Kushel and colleagues interviewed 296 participants from the Research in Access to Care in the Homeless (REACH) study, a longitudinal cohort of indigent adults with HIV. For 2 years, participants reported on pain, treatment for pain, alcohol use, current smoking, illicit substance use and depression. Participants also reported on their reasons for misusing opioid prescriptions (ie, treating pain, getting high, both or neither). Major opioid misuse was defined in the study as behaviors posing imminent risk for overdose or legal peril.

At enrollment, 52% of all participants reported having received a prescription for an opioid analgesic in the past 90 days, despite having many risk factors for misuse. During the study period, 71.9% of participants reported any misuse, and 53.4% reported major misuse. The most commonly reported misuse behaviors were drinking alcohol or using street drugs to boost the effect (32.1%); using prescribed opioids to get high (25.3%); and buying medicines from another person (14.5%).
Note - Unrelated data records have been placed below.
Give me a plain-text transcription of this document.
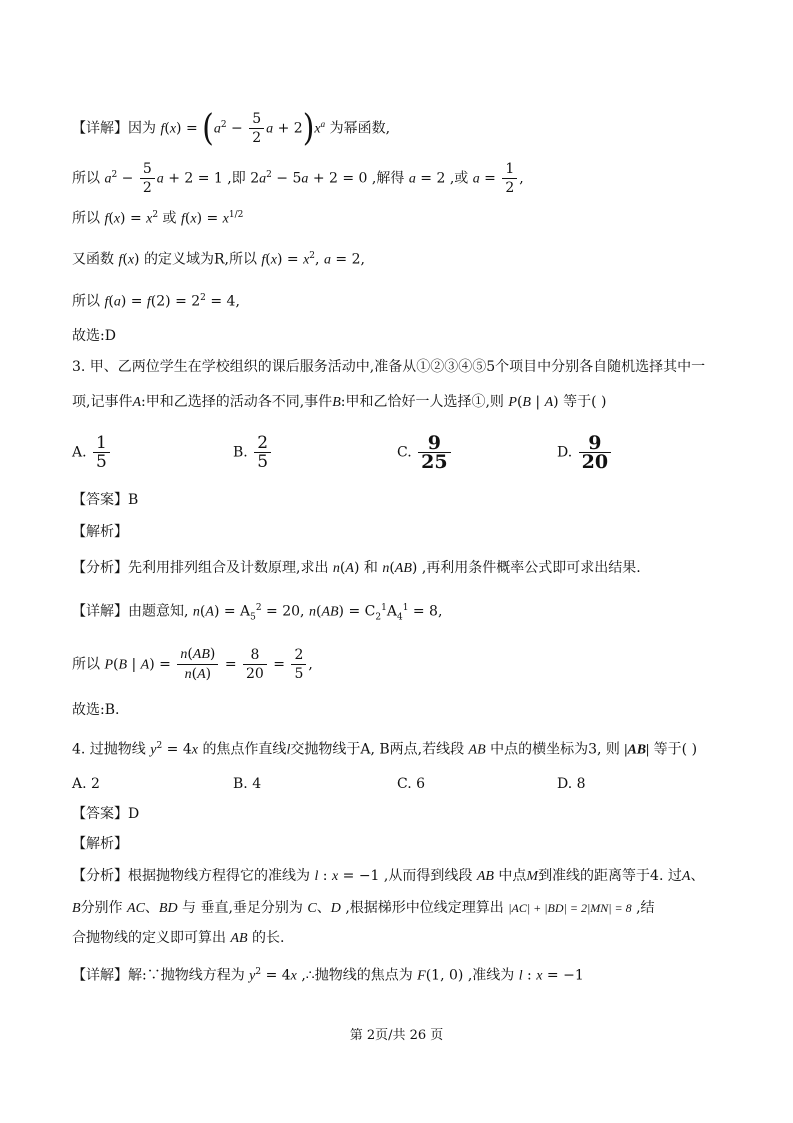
【详解】因为 $f(x) = (a^2 - \frac{5}{2}$ $a + 2)x^a$ 为幂函数,
所以 $a^2 - \frac{5}{2}$ a + 2 = 1 ,即 $2a^2 - 5a + 2 = 0$ ,解得 a = 2 ,或 $a = \frac{1}{2}$ ,
所以 $f(x) = x^2$ 或 $f(x) = x^{1/2}$
又函数 f(x) 的定义域为R,所以 $f(x) = x^2$, a = 2,
所以 $f(a) = f(2) = 2^2 = 4$,
故选:D
3. 甲、乙两位学生在学校组织的课后服务活动中,准备从①②③④⑤5个项目中分别各自随机选择其中一
项,记事件A:甲和乙选择的活动各不同,事件B:甲和乙恰好一人选择①,则 P(B | A) 等于( )
A. $\frac{1}{5}$	B. $\frac{2}{5}$	C. $\frac{9}{25}$	D. $\frac{9}{20}$
【答案】B
【解析】
【分析】先利用排列组合及计数原理,求出 n(A) 和 n(AB) ,再利用条件概率公式即可求出结果.
【详解】由题意知, $n(A) = A_5^2 = 20$, $n(AB) = C_2^1A_4^1 = 8$,
所以 P(B | $A) = \frac{n(AB)}{n(A)} = \frac{8}{20} = \frac{2}{5}$ ,
故选:B.
4. 过抛物线 $y^2 = 4x$ 的焦点作直线l交抛物线于A, B两点,若线段 AB 中点的横坐标为3, 则 |AB| 等于( )
A. 2	B. 4	C. 6	D. 8
【答案】D
【解析】
【分析】根据抛物线方程得它的准线为 l : x = −1 ,从而得到线段 AB 中点M到准线的距离等于4. 过A、
B分别作 AC、BD 与 垂直,垂足分别为 C、D ,根据梯形中位线定理算出 |AC| + |BD| = 2|MN| = 8 ,结
合抛物线的定义即可算出 AB 的长.
【详解】解:∵抛物线方程为 $y^2 = 4x$ ,∴抛物线的焦点为 F(1, 0) ,准线为 l : x = −1
第 2页/共 26 页
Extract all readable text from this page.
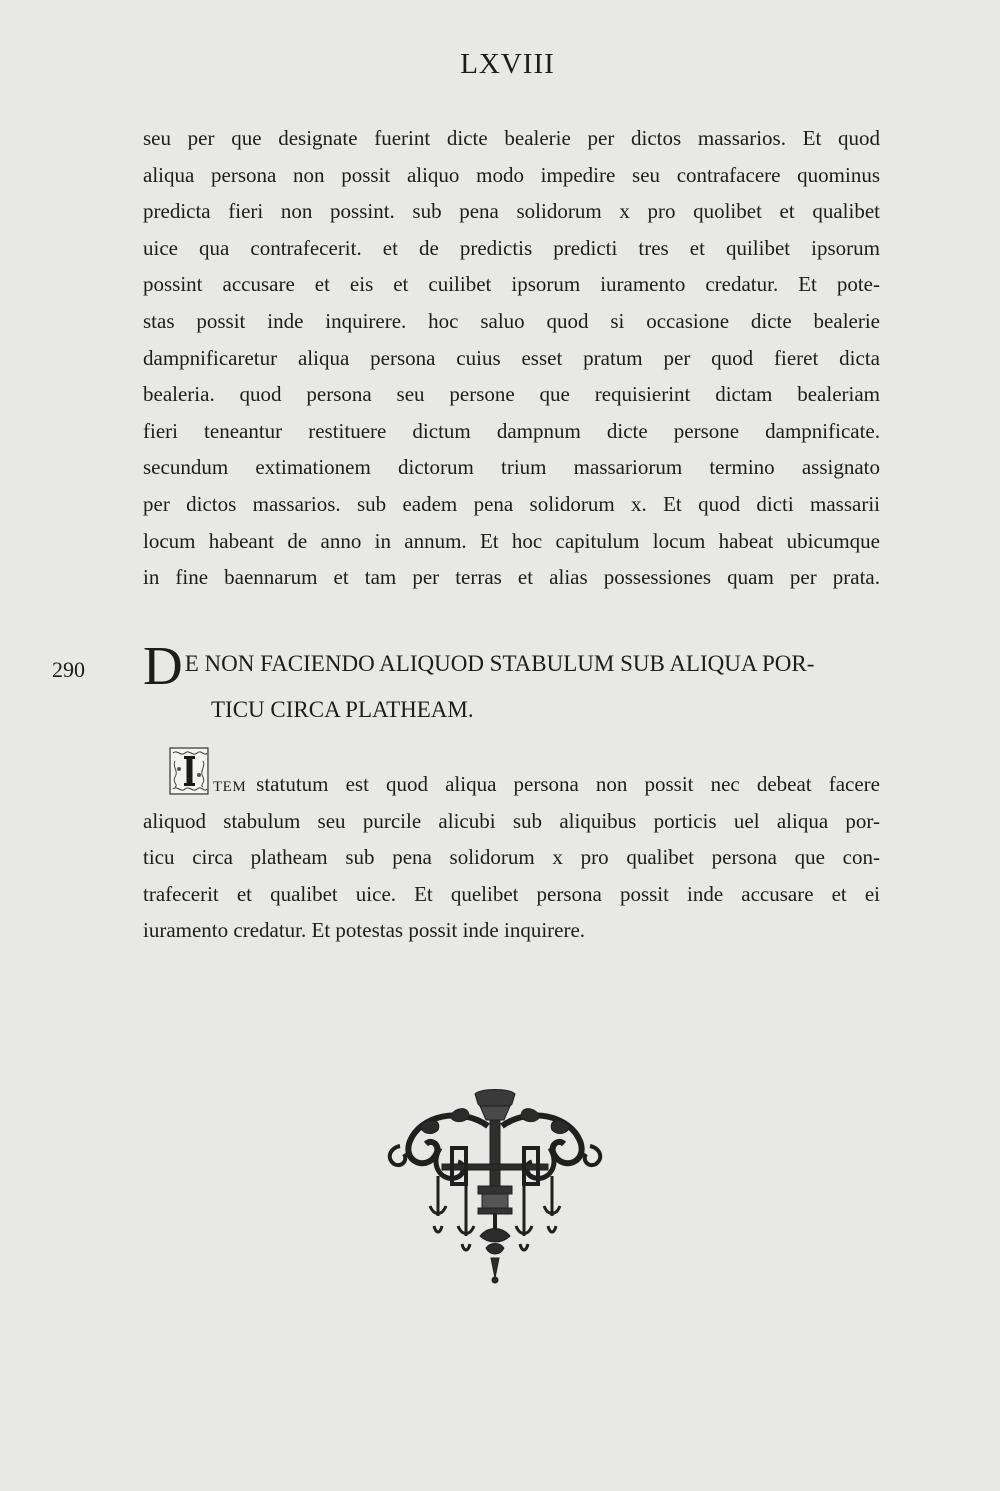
LXVIII
seu per que designate fuerint dicte bealerie per dictos massarios. Et quod
aliqua persona non possit aliquo modo impedire seu contrafacere quominus
predicta fieri non possint. sub pena solidorum x pro quolibet et qualibet
uice qua contrafecerit. et de predictis predicti tres et quilibet ipsorum
possint accusare et eis et cuilibet ipsorum iuramento credatur. Et pote-
stas possit inde inquirere. hoc saluo quod si occasione dicte bealerie
dampnificaretur aliqua persona cuius esset pratum per quod fieret dicta
bealeria. quod persona seu persone que requisierint dictam bealeriam
fieri teneantur restituere dictum dampnum dicte persone dampnificate.
secundum extimationem dictorum trium massariorum termino assignato
per dictos massarios. sub eadem pena solidorum x. Et quod dicti massarii
locum habeant de anno in annum. Et hoc capitulum locum habeat ubicumque
in fine baennarum et tam per terras et alias possessiones quam per prata.

290 DE NON FACIENDO ALIQUOD STABULUM SUB ALIQUA POR-
TICU CIRCA PLATHEAM.
TEM statutum est quod aliqua persona non possit nec debeat facere
aliquod stabulum seu purcile alicubi sub aliquibus porticis uel aliqua por-
ticu circa platheam sub pena solidorum x pro qualibet persona que con-
trafecerit et qualibet uice. Et quelibet persona possit inde accusare et ei
iuramento credatur. Et potestas possit inde inquirere.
Most participants reported that their reason for misuse was to get high.

Additional analysis indicated that current homelessness (adjusted OR=1.8; 95% CI, 1.1-3.1), regular drinking (AOR=1.8; 95% CI, 1.0-3.1), current smoking (AOR=1.8; 95% CI, 1.1-2.8), illicit substance use (AOR=2.3; 95% CI, 1.6-3.4), moderate to severe depression (AOR=1.6; 95% CI, 1.1-2.4), and being prescribed opioids by a health care provider (AOR=1.5; 95% CI, 1.1-2.2) were associated with major misuse.

“Several factors could have influenced health care providers’ decisions to prescribe opioids to high-risk individuals, including patients’ severity of pain, limited access to pain specialists, and health care providers’ limited ability to accurately assess for misuse,” the researchers wrote. “Our results suggest a need for strategies to assist health care providers with managing chronic pain in high-risk populations without increasing risk for misuse.”

Disclosure: The researchers report no relevant financial disclosures.